The Conservative government is denying chemotherapy to refugees and imposing carcinogenic tar sands on indigenous communities, as part of an oil-driven economy that puts profits above people and the planet. But there are growing movements demanding healthcare and a green future for all.
Healthcare for All
Last spring, Immigration Minister Jason Kenney announced drastic cuts to refugee health. As his parliamentary secretary Rick Dykstra later admitted, "The current reform of the (Interim Federal Health Program) was part of the economic action plan, budget 2012, and was under budget secrecy; therefore, no consultation took place with provincial and territorial governments or medical and health care associations prior to the policy decision being made."
When health providers found out about the cuts they responded with occupations and protests, and its clear their warnings and actions were justified: the federal Conservatives have denied chemotherapy to a refugee in Saskatoon who has stomach cancer. As Saskatchewan premier Brad Wall said, joining a growing number of provinces denouncing the cuts and covering the costs: "It’s unbelievable that some of the decisions that have been taken federally are having this impact on people who are clearly the most vulnerable, refugees who are obviously fleeing something quite terrible—that’s why they’re refugees."
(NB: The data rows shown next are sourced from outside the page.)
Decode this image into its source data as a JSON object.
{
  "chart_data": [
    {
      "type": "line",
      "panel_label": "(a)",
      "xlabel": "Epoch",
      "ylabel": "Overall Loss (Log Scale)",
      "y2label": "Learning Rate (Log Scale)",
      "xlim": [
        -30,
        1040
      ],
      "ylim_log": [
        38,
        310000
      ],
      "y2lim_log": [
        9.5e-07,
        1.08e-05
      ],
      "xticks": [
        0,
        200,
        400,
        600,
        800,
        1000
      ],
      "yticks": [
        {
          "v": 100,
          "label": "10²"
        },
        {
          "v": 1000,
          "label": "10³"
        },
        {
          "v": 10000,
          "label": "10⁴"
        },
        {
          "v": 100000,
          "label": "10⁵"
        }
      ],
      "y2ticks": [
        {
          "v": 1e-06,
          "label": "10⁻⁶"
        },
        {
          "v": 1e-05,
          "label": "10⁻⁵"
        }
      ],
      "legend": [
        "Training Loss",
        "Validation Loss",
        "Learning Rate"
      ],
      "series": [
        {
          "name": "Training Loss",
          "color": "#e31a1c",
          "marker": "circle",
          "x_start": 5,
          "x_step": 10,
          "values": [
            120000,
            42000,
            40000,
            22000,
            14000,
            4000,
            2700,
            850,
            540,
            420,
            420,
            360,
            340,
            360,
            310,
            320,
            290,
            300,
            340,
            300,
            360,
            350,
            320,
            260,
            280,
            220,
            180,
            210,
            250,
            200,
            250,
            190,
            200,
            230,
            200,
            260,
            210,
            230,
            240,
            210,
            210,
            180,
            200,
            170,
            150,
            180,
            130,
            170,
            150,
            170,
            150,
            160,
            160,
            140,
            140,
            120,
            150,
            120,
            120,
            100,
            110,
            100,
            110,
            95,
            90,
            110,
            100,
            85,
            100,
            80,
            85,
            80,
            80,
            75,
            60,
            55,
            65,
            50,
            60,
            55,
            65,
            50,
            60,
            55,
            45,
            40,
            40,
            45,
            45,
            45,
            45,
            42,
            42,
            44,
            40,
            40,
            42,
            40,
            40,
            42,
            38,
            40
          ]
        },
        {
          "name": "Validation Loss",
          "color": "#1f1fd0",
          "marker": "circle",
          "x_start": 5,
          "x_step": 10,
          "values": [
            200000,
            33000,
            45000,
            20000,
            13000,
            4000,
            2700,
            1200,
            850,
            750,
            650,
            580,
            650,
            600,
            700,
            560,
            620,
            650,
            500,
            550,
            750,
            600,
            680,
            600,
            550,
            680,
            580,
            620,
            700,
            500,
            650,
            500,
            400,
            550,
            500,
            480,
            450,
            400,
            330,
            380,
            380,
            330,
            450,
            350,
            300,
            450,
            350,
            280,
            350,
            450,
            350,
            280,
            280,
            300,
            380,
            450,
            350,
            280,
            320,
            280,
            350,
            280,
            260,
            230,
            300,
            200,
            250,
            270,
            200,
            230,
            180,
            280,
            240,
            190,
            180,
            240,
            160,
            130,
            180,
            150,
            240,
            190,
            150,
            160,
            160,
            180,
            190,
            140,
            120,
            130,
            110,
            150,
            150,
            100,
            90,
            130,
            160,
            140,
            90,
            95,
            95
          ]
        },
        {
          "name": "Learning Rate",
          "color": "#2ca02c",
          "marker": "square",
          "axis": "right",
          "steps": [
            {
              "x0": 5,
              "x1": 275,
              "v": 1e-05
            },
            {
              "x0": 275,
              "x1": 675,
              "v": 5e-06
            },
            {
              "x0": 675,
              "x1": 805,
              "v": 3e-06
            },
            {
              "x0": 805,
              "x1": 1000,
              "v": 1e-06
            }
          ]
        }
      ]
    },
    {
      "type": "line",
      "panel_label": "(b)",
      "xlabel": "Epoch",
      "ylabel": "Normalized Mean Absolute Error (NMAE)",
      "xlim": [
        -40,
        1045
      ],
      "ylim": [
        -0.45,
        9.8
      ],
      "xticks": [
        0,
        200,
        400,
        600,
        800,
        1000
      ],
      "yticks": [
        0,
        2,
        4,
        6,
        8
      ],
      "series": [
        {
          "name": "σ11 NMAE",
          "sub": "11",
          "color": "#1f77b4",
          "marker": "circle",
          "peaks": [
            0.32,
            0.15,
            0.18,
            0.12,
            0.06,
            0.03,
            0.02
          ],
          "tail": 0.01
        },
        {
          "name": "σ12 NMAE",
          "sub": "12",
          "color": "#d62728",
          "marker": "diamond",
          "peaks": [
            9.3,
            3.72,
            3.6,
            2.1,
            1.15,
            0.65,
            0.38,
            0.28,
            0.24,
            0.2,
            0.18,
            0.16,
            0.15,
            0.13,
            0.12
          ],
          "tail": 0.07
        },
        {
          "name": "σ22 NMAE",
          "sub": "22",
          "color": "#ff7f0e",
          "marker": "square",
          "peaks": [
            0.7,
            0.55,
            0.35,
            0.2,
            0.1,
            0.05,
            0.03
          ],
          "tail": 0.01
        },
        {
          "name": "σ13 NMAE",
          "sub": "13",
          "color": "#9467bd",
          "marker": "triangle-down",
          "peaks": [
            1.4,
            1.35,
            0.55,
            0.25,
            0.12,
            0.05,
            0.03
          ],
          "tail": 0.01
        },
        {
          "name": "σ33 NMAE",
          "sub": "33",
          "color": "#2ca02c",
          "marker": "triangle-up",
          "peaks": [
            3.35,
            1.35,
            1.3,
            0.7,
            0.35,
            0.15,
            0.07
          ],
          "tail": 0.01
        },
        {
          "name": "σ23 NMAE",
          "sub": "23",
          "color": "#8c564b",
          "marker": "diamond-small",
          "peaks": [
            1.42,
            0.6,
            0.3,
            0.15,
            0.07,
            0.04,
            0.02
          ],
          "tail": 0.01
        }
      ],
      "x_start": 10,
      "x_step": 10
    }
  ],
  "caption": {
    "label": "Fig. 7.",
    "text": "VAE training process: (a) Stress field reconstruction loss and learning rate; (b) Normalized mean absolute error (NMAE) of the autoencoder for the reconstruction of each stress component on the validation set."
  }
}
The Conservatives claim that previously funded care was excessive and a drain on Medicare. Not only does the denial of chemotherapy show the cruel absurdity of this claim, but it comes at the same time as Prime Minister Harper has refused to meet with premiers to discuss the $36 billion he's cutting from the Canada Health Transfer (360 times the amount "saved" by cuts to refugee health). Refugee health cuts were designed to deprive care from refugees, and to scapegoat them for broader cuts to Medicare. Protests reversed some of the cuts to the Interim Federal Health Program, but further action is required to restore refugee healthcare and push back against the broader cuts.
No Carcinogenic Tar Sands
While Conservative cuts are denying chemotherapy to refugees, tar sands are imposing cancer on indigenous communities. People in Fort Chipewyan, the community downstream from the tar sands, and their health providers have for years raised the alarm about high rates of rare cancer, which the Alberta Cancer Board finally confirmed in 2009. As George Poitras of the Mikisew Cree First Nation in Fort Chipewyan said back in 2009, "It's about time that we're getting these results confirming what we've been saying all along." The Conservatives have tried to ignore front-line communities and cut funding from scientists, but there is a growing indigenous-led movement against tar sands.
In 2009 a delegation challenged Harper at Copenhagen. “Fossil fuel extraction from the tar sands are killing our people with cancer, killing our culture by destroying our traditional lands, and killing our planet with CO2,” said Eriel Tchekwie Deranger, member of the Athbasca Chipewyan First Nation and Tar Sands Campaigner for the Rainforest Action Network. Last year there was a mass protest on Parliament, and this year has seen further momentum against carcinogenic tar sands and their pipelines--including the Yinka Dene Alliance Freedom Train from the west coast to Toronto, the Defend Our Coast sit-in in Victoria, the PowerShift conference in Ottawa, the No Line 9 conference in Toronto, and the Unist'ot'en eviction of pipelines (which has called for solidarity actions next week).
Good Green Jobs Now
The "economic action plan" that brought cuts to refugee chemotherapy, and the tar sands bringing cancer to indigenous communities, claim to provide the economic benefit of jobs. But the fossil fuel industry is one of the least efficient job creators, and the jobs it creates undermine the health of workers and the long-term health of the planet on which we all depend. Instead, we need good green jobs, as Jim Britton, Regional Vice President of CEP (the union representing tar sands workers) said in the lead up to the Victoria sit-in:
"We will be coming to Victoria not just to oppose Harper's vision of an economy based on exporting raw bitumen but to propose a very different economic vision for our country. We want a transition from dependence on fossil fuels that is fair to the workers in the sector, as well as a national energy strategy that includes good green jobs and long term energy security to Canadians."
According to a recent study there are much higher rates of breast cancer in women working in the auto plastics industry, part of the broader oil economy tied to the tar sands. But the movement against tar sands is starting to unite the labour movement with indigenous and environmental movements. As Susan Spratt from the Canadian Auto Workers said in the lead up to the Defend Our Coast rally:
"The ongoing risks that these tar sands pipelines and tankers pose aren't worth any price. Tens of thousands of unionized and other jobs depend on healthy river and ocean ecosystems. On October 22 we will be standing in solidarity with thousands of working people in BC and our First Nations sisters and brothers."
Faced with an oil-driven Cancervative agenda that cuts healthcare and spreads carcinogenic tar sands, growing movements of resistance and solidarity are raising the possibility of a future of indigenous sovereignty, healthcare for all and good green jobs.